Since initial iterations could (I think) use reduced precision, it
might also be possible to use part of the multiplier for a
different lower precision multiplication.
(ISTR, an AMD implementation used different precision for
different steps.)
I never looked at Goldschmidt division algorithm before (partly
because it does not look practical for software implementations and
partly with no particular reason|) so it's possible that I am missing
something obvious.
At the first glance, it appears that cutting precision of F(1) and F(2)
factors is not a matter of reduction in computational complexity. It is
a necessity for correctness.
If the number of significant bits in F(1) and F(2) not cut upfront, we
will have to calculate the result products N(i) with impractically high
precision.
With F(i) properly cut, the required precision for N(i) is still high.
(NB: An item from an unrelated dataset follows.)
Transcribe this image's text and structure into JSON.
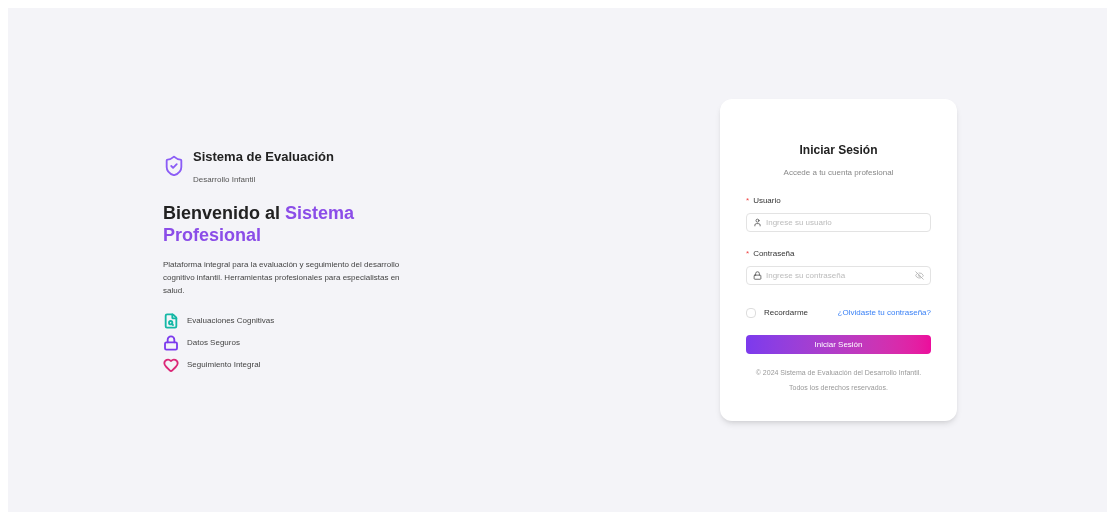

Something like 67 bits for first iteration, 95 bits for 2nd, 151 bits
for the 3rd and hopefully last iteration.
I still didn't figure out if the same sequence applies to D(i) or it is
possible to cut corners here.
BTW, are we sure that modern processors really use Goldshmidt division?
Intel and AMD both have FMA latency=4 and worst case DIVSD latency=14,
so doing it with highly optimized Goldshmidt appears [border-line]
possible. The same applies to high-end Arm Inc. cores (worst case
FDIV latency=15). But on Apple Firestorm the latency of FDIV.FP64 = 10
which sounds too fast for Goldshmidt.